Thursday, January 22, 2015


Many analysts are going to be surprised this year or early next year when the Fed announces QE4.
All the previous inflationary policies did not work, as predicted. If it fails, try the same thing again. And that is what the Fed is going to do. But for now, the market believes that QE3 worked. They will be in for a shock.
When that happens, will China do a Switzerland? Or continue to bleed their citizen's wealth propping up the dollar?
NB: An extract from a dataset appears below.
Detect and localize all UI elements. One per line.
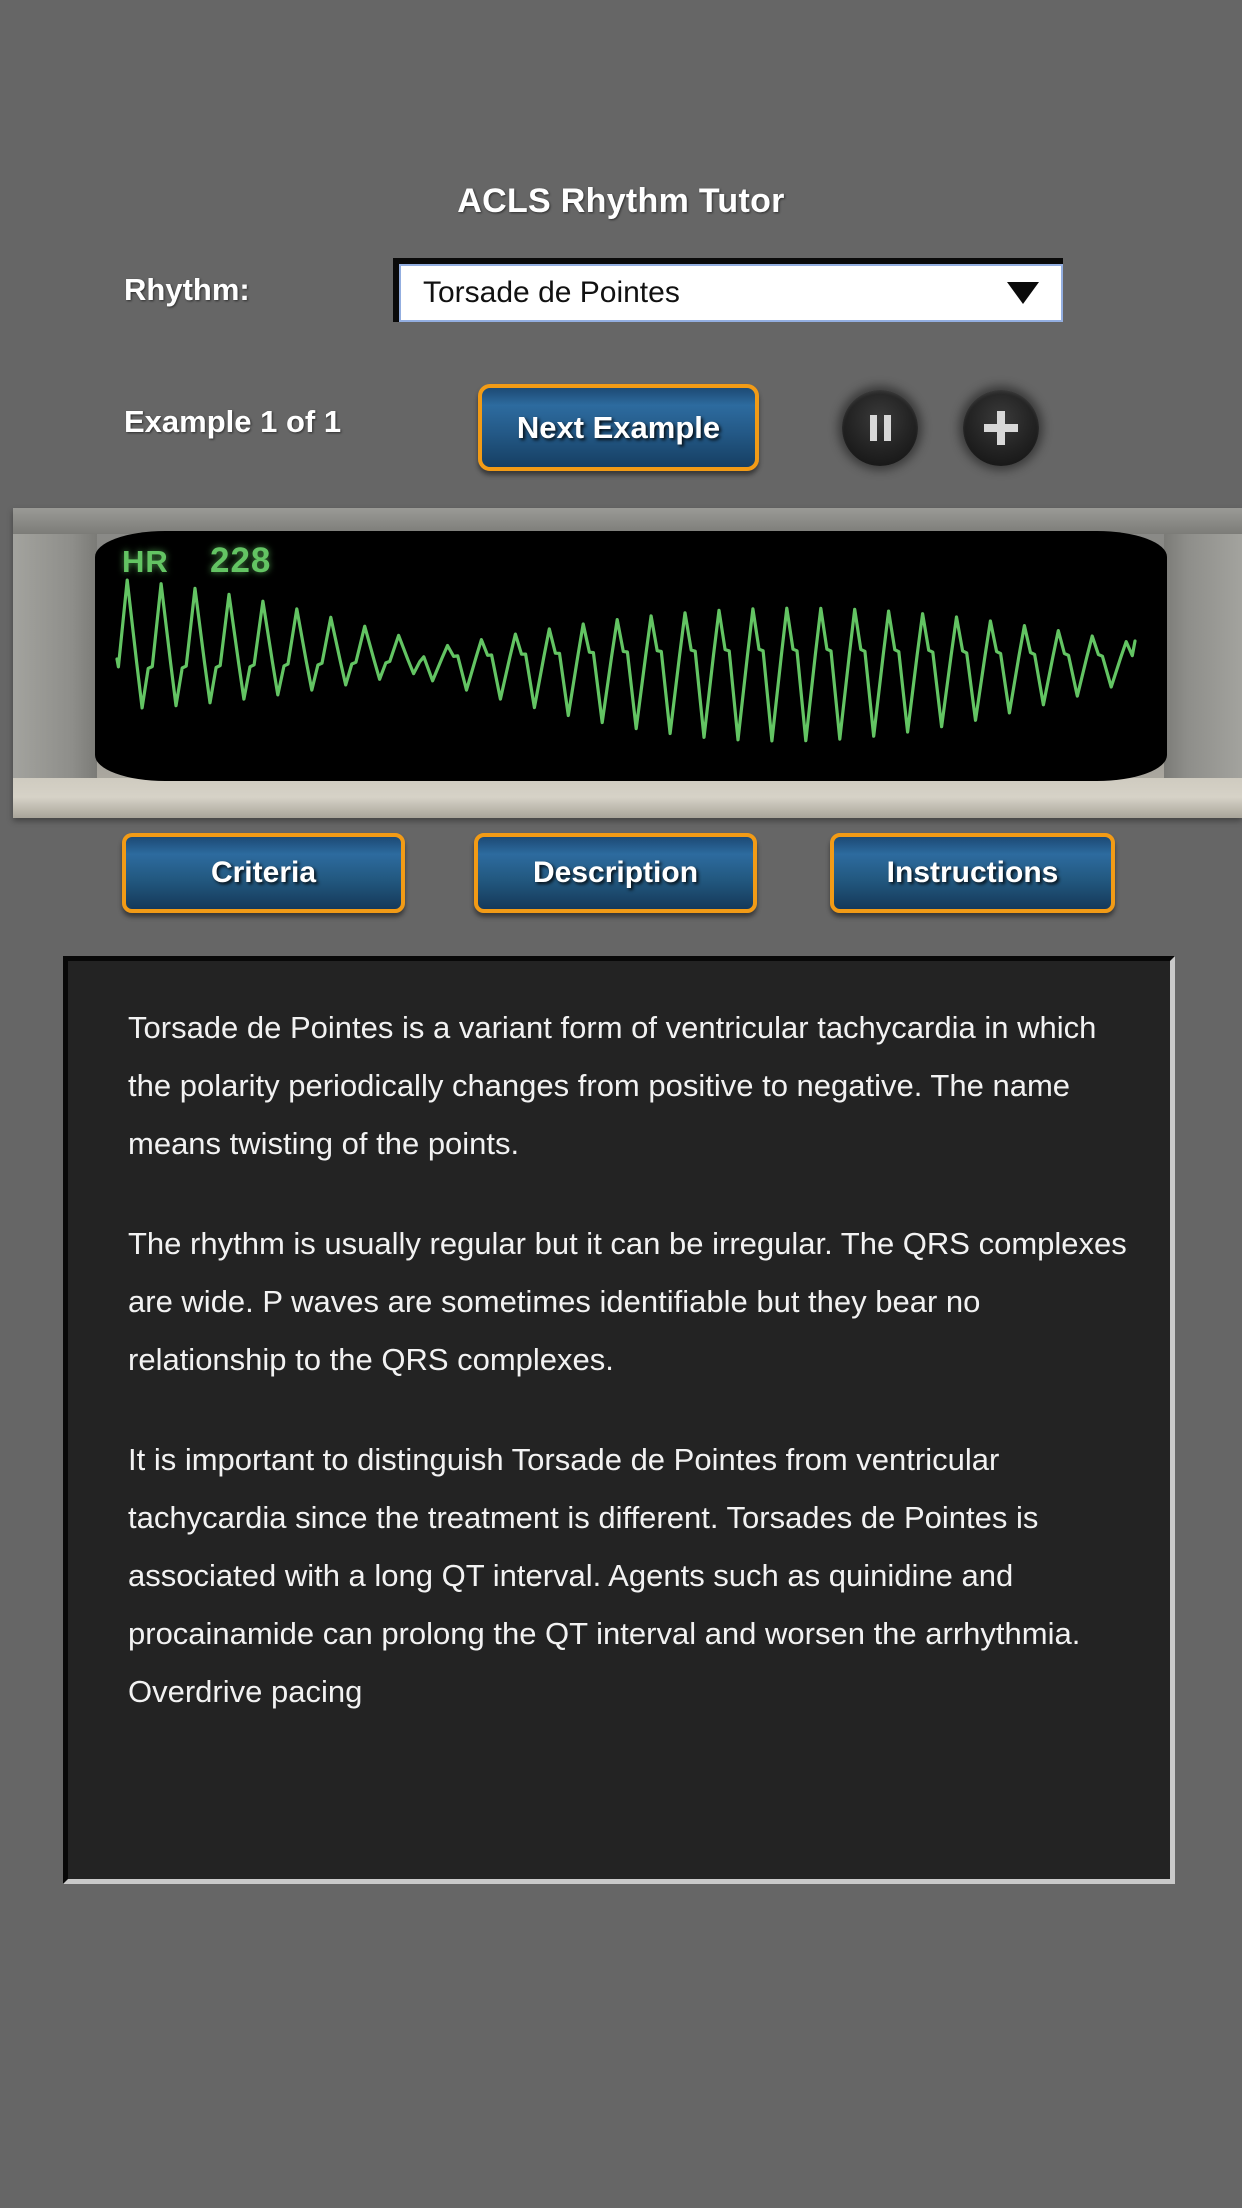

In the past few years, analysts say that if China were to dump the dollar, they will lose big time, so they have no choice but to keep buying US bonds. Well, the former is somewhat true, but the latter is false. Sure, they will lose out on their existing holdings. They made a bad bet. And they know it. It is probably done to gain political influence and friendship, although the citizens have to foot the bill. But will they go on buying US debt indefinitely? Not in my opinion. They may lose money if they stop buying, but they will lose even more money if they continue buying. So which is better? In the past 22 months, their treasury holdings have already tapered off and started dropping. Whether this will continue to be a trend remains to be seen.

With China out of the picture for now, Japan the Fed, and, mysteriously, Belgium, have been soaking up all these US bonds. No one can predict how long this will go on. But pretty soon these bond holders have to start cutting their losses. Treasuries have had over 30 years of bull run. It had a 30-year bear run before that. The next 5 years will be truly exhilarating in the financial markets. But my thoughts are with the hundreds of millions or billions of innocent citizens across the globe who have been footing and will continue to foot the bill.